2 Comments & Reviews

  1. Love this article Katy. You hit the nail on the head. My favorite point is the last one about how the little mundane tasks that are so easy for those without a.d.d. are a challenge for those with. I finally discovered habit tracking about a year ago and it has had a huge impact on those details finally, slowly, becoming part of my automated thinking. We have to put things on lists that non-addiers do not. Also love your “lets not use this as an excuse” approach. Its so much healthier.

  2. EVERY numbered section applies to me. I needed to read an article like this! Thank you tremendously, Katy.

    What *seems* more important than the six others, for my future success at deriving maximum benefit from this gift: Starting the Day Off Right, #5. I’m not a morning person, which is probably a common symptom of ADHD—and yet I have an even bigger problem than that. I’m a night owl. What a vicious cycle I am mired deep within; how can I get up on time when I almost never get to bed on time? Pun intended, I’m always late for what is arguably the *most* important way I can take control of my ADHD.

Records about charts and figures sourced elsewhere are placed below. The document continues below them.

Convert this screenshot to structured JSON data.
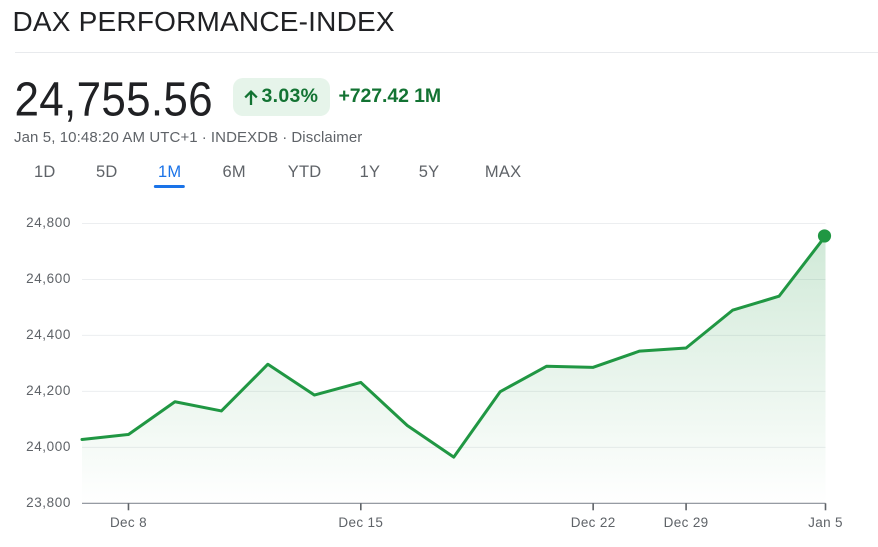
{
  "header": {
    "title": "DAX PERFORMANCE-INDEX"
  },
  "quote": {
    "price": "24,755.56",
    "change_percent": "3.03%",
    "arrow_up": "↑",
    "change_absolute": "+727.42 1M",
    "timestamp": "Jan 5, 10:48:20 AM UTC+1",
    "separator": "·",
    "exchange": "INDEXDB",
    "disclaimer_label": "Disclaimer"
  },
  "tabs": [
    {
      "label": "1D",
      "active": false
    },
    {
      "label": "5D",
      "active": false
    },
    {
      "label": "1M",
      "active": true
    },
    {
      "label": "6M",
      "active": false
    },
    {
      "label": "YTD",
      "active": false
    },
    {
      "label": "1Y",
      "active": false
    },
    {
      "label": "5Y",
      "active": false
    },
    {
      "label": "MAX",
      "active": false
    }
  ],
  "colors": {
    "accent_blue": "#1a73e8",
    "line_green": "#209743",
    "text_green": "#137333",
    "badge_bg": "#e6f4ea",
    "text_dark": "#202124",
    "text_gray": "#5f6368",
    "gridline": "#eceef0",
    "axis_line": "#878d96",
    "tick": "#5f6368"
  },
  "chart_data": {
    "type": "line",
    "title": "DAX PERFORMANCE-INDEX 1M price chart",
    "xlabel": "",
    "ylabel": "",
    "ylim": [
      23800,
      24800
    ],
    "grid": true,
    "legend": "none",
    "series": [
      {
        "name": "DAX",
        "x": [
          "Dec 5",
          "Dec 8",
          "Dec 9",
          "Dec 10",
          "Dec 11",
          "Dec 12",
          "Dec 15",
          "Dec 16",
          "Dec 17",
          "Dec 18",
          "Dec 19",
          "Dec 22",
          "Dec 23",
          "Dec 29",
          "Dec 30",
          "Jan 2",
          "Jan 5"
        ],
        "values": [
          24028,
          24046,
          24163,
          24130,
          24297,
          24187,
          24232,
          24078,
          23965,
          24199,
          24290,
          24286,
          24344,
          24355,
          24490,
          24540,
          24755.56
        ]
      }
    ],
    "x_tick_labels": [
      "Dec 8",
      "Dec 15",
      "Dec 22",
      "Dec 29",
      "Jan 5"
    ],
    "x_tick_indices": [
      1,
      6,
      11,
      13,
      16
    ],
    "y_tick_labels": [
      "23,800",
      "24,000",
      "24,200",
      "24,400",
      "24,600",
      "24,800"
    ],
    "y_tick_values": [
      23800,
      24000,
      24200,
      24400,
      24600,
      24800
    ],
    "end_marker": true
  }
}
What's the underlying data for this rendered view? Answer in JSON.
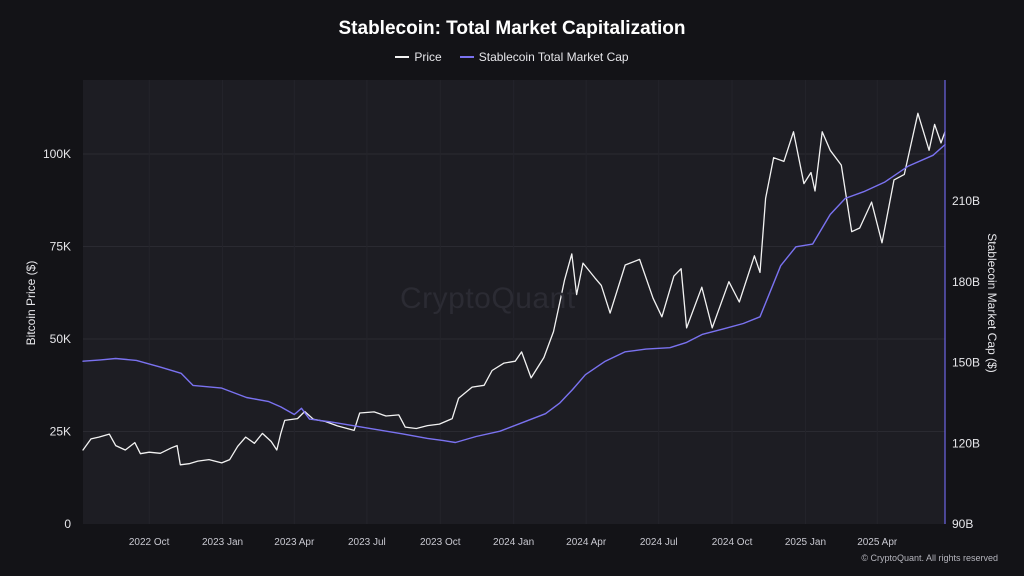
{
  "chart_data": {
    "type": "line",
    "title": "Stablecoin: Total Market Capitalization",
    "left_axis": {
      "label": "Bitcoin Price ($)",
      "ylim": [
        0,
        120000
      ],
      "ticks": [
        0,
        25000,
        50000,
        75000,
        100000
      ],
      "tick_labels": [
        "0",
        "25K",
        "50K",
        "75K",
        "100K"
      ]
    },
    "right_axis": {
      "label": "Stablecoin Market Cap ($)",
      "ylim": [
        90,
        255
      ],
      "ticks": [
        90,
        120,
        150,
        180,
        210
      ],
      "tick_labels": [
        "90B",
        "120B",
        "150B",
        "180B",
        "210B"
      ]
    },
    "x_axis": {
      "range": [
        "2022-07-10",
        "2025-06-25"
      ],
      "ticks": [
        "2022-10-01",
        "2023-01-01",
        "2023-04-01",
        "2023-07-01",
        "2023-10-01",
        "2024-01-01",
        "2024-04-01",
        "2024-07-01",
        "2024-10-01",
        "2025-01-01",
        "2025-04-01"
      ],
      "tick_labels": [
        "2022 Oct",
        "2023 Jan",
        "2023 Apr",
        "2023 Jul",
        "2023 Oct",
        "2024 Jan",
        "2024 Apr",
        "2024 Jul",
        "2024 Oct",
        "2025 Jan",
        "2025 Apr"
      ]
    },
    "grid": true,
    "legend_position": "top-center",
    "series": [
      {
        "name": "Price",
        "axis": "left",
        "color": "#f2f2f2",
        "points": [
          [
            "2022-07-10",
            20000
          ],
          [
            "2022-07-20",
            23000
          ],
          [
            "2022-07-30",
            23500
          ],
          [
            "2022-08-12",
            24300
          ],
          [
            "2022-08-20",
            21200
          ],
          [
            "2022-09-01",
            20000
          ],
          [
            "2022-09-13",
            22000
          ],
          [
            "2022-09-20",
            19000
          ],
          [
            "2022-10-01",
            19400
          ],
          [
            "2022-10-15",
            19100
          ],
          [
            "2022-10-29",
            20600
          ],
          [
            "2022-11-05",
            21200
          ],
          [
            "2022-11-09",
            16000
          ],
          [
            "2022-11-20",
            16300
          ],
          [
            "2022-12-01",
            17000
          ],
          [
            "2022-12-15",
            17400
          ],
          [
            "2022-12-31",
            16500
          ],
          [
            "2023-01-10",
            17400
          ],
          [
            "2023-01-20",
            21000
          ],
          [
            "2023-01-30",
            23500
          ],
          [
            "2023-02-10",
            21800
          ],
          [
            "2023-02-20",
            24500
          ],
          [
            "2023-03-03",
            22300
          ],
          [
            "2023-03-10",
            20000
          ],
          [
            "2023-03-15",
            24500
          ],
          [
            "2023-03-20",
            28000
          ],
          [
            "2023-04-05",
            28500
          ],
          [
            "2023-04-14",
            30400
          ],
          [
            "2023-04-25",
            28300
          ],
          [
            "2023-05-10",
            27700
          ],
          [
            "2023-05-25",
            26500
          ],
          [
            "2023-06-15",
            25300
          ],
          [
            "2023-06-22",
            30000
          ],
          [
            "2023-07-10",
            30300
          ],
          [
            "2023-07-25",
            29200
          ],
          [
            "2023-08-10",
            29500
          ],
          [
            "2023-08-18",
            26200
          ],
          [
            "2023-09-01",
            25800
          ],
          [
            "2023-09-15",
            26600
          ],
          [
            "2023-09-30",
            27000
          ],
          [
            "2023-10-16",
            28500
          ],
          [
            "2023-10-24",
            34000
          ],
          [
            "2023-11-10",
            37000
          ],
          [
            "2023-11-25",
            37500
          ],
          [
            "2023-12-05",
            41500
          ],
          [
            "2023-12-20",
            43500
          ],
          [
            "2024-01-03",
            44000
          ],
          [
            "2024-01-11",
            46500
          ],
          [
            "2024-01-23",
            39500
          ],
          [
            "2024-02-08",
            45000
          ],
          [
            "2024-02-20",
            52000
          ],
          [
            "2024-02-28",
            60000
          ],
          [
            "2024-03-05",
            66000
          ],
          [
            "2024-03-14",
            73000
          ],
          [
            "2024-03-20",
            62000
          ],
          [
            "2024-03-28",
            70500
          ],
          [
            "2024-04-12",
            66500
          ],
          [
            "2024-04-20",
            64500
          ],
          [
            "2024-05-01",
            57000
          ],
          [
            "2024-05-20",
            70000
          ],
          [
            "2024-06-07",
            71500
          ],
          [
            "2024-06-24",
            61000
          ],
          [
            "2024-07-05",
            56000
          ],
          [
            "2024-07-20",
            67000
          ],
          [
            "2024-07-29",
            69000
          ],
          [
            "2024-08-05",
            53000
          ],
          [
            "2024-08-24",
            64000
          ],
          [
            "2024-09-06",
            53000
          ],
          [
            "2024-09-27",
            65500
          ],
          [
            "2024-10-10",
            60000
          ],
          [
            "2024-10-29",
            72500
          ],
          [
            "2024-11-05",
            68000
          ],
          [
            "2024-11-12",
            88000
          ],
          [
            "2024-11-22",
            99000
          ],
          [
            "2024-12-05",
            98000
          ],
          [
            "2024-12-17",
            106000
          ],
          [
            "2024-12-30",
            92000
          ],
          [
            "2025-01-08",
            95000
          ],
          [
            "2025-01-13",
            90000
          ],
          [
            "2025-01-22",
            106000
          ],
          [
            "2025-02-01",
            101000
          ],
          [
            "2025-02-15",
            97000
          ],
          [
            "2025-02-28",
            79000
          ],
          [
            "2025-03-10",
            80000
          ],
          [
            "2025-03-25",
            87000
          ],
          [
            "2025-04-07",
            76000
          ],
          [
            "2025-04-22",
            93000
          ],
          [
            "2025-05-05",
            94500
          ],
          [
            "2025-05-22",
            111000
          ],
          [
            "2025-06-05",
            101000
          ],
          [
            "2025-06-12",
            108000
          ],
          [
            "2025-06-20",
            103000
          ],
          [
            "2025-06-25",
            106000
          ]
        ]
      },
      {
        "name": "Stablecoin Total Market Cap",
        "axis": "right",
        "color": "#7a72f0",
        "points": [
          [
            "2022-07-10",
            150.5
          ],
          [
            "2022-08-01",
            151.0
          ],
          [
            "2022-08-20",
            151.5
          ],
          [
            "2022-09-15",
            150.8
          ],
          [
            "2022-10-15",
            148.3
          ],
          [
            "2022-11-10",
            146.0
          ],
          [
            "2022-11-25",
            141.5
          ],
          [
            "2022-12-31",
            140.5
          ],
          [
            "2023-01-31",
            137.0
          ],
          [
            "2023-02-28",
            135.5
          ],
          [
            "2023-03-15",
            133.5
          ],
          [
            "2023-04-01",
            130.7
          ],
          [
            "2023-04-10",
            133.0
          ],
          [
            "2023-04-20",
            129.0
          ],
          [
            "2023-05-15",
            128.0
          ],
          [
            "2023-06-15",
            126.5
          ],
          [
            "2023-07-15",
            125.0
          ],
          [
            "2023-08-15",
            123.5
          ],
          [
            "2023-09-15",
            121.8
          ],
          [
            "2023-10-05",
            121.0
          ],
          [
            "2023-10-20",
            120.3
          ],
          [
            "2023-11-15",
            122.5
          ],
          [
            "2023-12-15",
            124.5
          ],
          [
            "2024-01-15",
            128.0
          ],
          [
            "2024-02-10",
            131.0
          ],
          [
            "2024-02-28",
            135.0
          ],
          [
            "2024-03-15",
            140.0
          ],
          [
            "2024-03-31",
            145.5
          ],
          [
            "2024-04-25",
            150.5
          ],
          [
            "2024-05-20",
            154.0
          ],
          [
            "2024-06-15",
            155.0
          ],
          [
            "2024-07-15",
            155.5
          ],
          [
            "2024-08-05",
            157.5
          ],
          [
            "2024-08-25",
            160.5
          ],
          [
            "2024-09-20",
            162.5
          ],
          [
            "2024-10-15",
            164.5
          ],
          [
            "2024-11-05",
            167.0
          ],
          [
            "2024-11-20",
            178.0
          ],
          [
            "2024-12-01",
            186.0
          ],
          [
            "2024-12-20",
            193.0
          ],
          [
            "2025-01-10",
            194.0
          ],
          [
            "2025-02-01",
            205.0
          ],
          [
            "2025-02-20",
            211.0
          ],
          [
            "2025-03-15",
            213.5
          ],
          [
            "2025-04-10",
            217.0
          ],
          [
            "2025-05-10",
            223.0
          ],
          [
            "2025-06-10",
            227.0
          ],
          [
            "2025-06-25",
            231.0
          ]
        ]
      }
    ]
  },
  "watermark": "CryptoQuant",
  "copyright": "© CryptoQuant. All rights reserved",
  "colors": {
    "background": "#131317",
    "plot_background": "#1d1d23",
    "grid": "#2a2a31",
    "price": "#f2f2f2",
    "stablecoin": "#7a72f0"
  }
}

    A vicious cycle is extremely difficult to completely and permanently break in one place. What I know will work better, now, is slowing it down in every place possible. That can be done, I believe, by equally weighting all seven of your listed control mechanisms. Each way is just as important as the others. I need to practice so many things. I often ask for help only after I’ve wasted time trying to do something myself. I’m great at considering the options when a decision is someone else’s to make, not mine.


Prioritizing is difficult when I have a dozen things to do and a dozen things I’d rather do. The little things are frequently ignored to instead wrap my cerebral tentacles around something “bigger and better”. Taking my medication—which used to happen regularly at the start of the day—now happens after I’m done hastily preparing for, traveling to, and settling in at work. If I could just achieve more, sooner, I wouldn’t feel like I have to make up for lost time. I’m not winning at this game and I’m tired of playing.

    Ultimately, I cannot continue to stay up late (or stay up all night 1–2 times per week) and unleash the amazing person locked within. I can’t live the life I am meant to live by being nocturnal. Here I am yet again, at midnight, doing something not on my list with nary a pillow in sight. Maybe this time, it isn’t a worthless distraction. Maybe this time, I made the right decision. Controlling my ADHD has to consume me ravenously and insatiably: minute by minute, hour by hour, day by day. I certainly don’t lack hunger.


Katy, your seven control points are my new buffet. Breakfast, lunch, dinner, and the snacks in between shall only come from your simple menu. A well-balanced diet is going to be my salvation, and I already feel salivation—coating the mouth of that amazing person inside me. On seven small pieces of paper I will write those seven ways to nourish him, and put them where I most often look: car dashboard, work & home computers, phone lock screen, wallet, home away from home, and bedside alarm clock.

    …Tomorrow. I’m going to sleep now.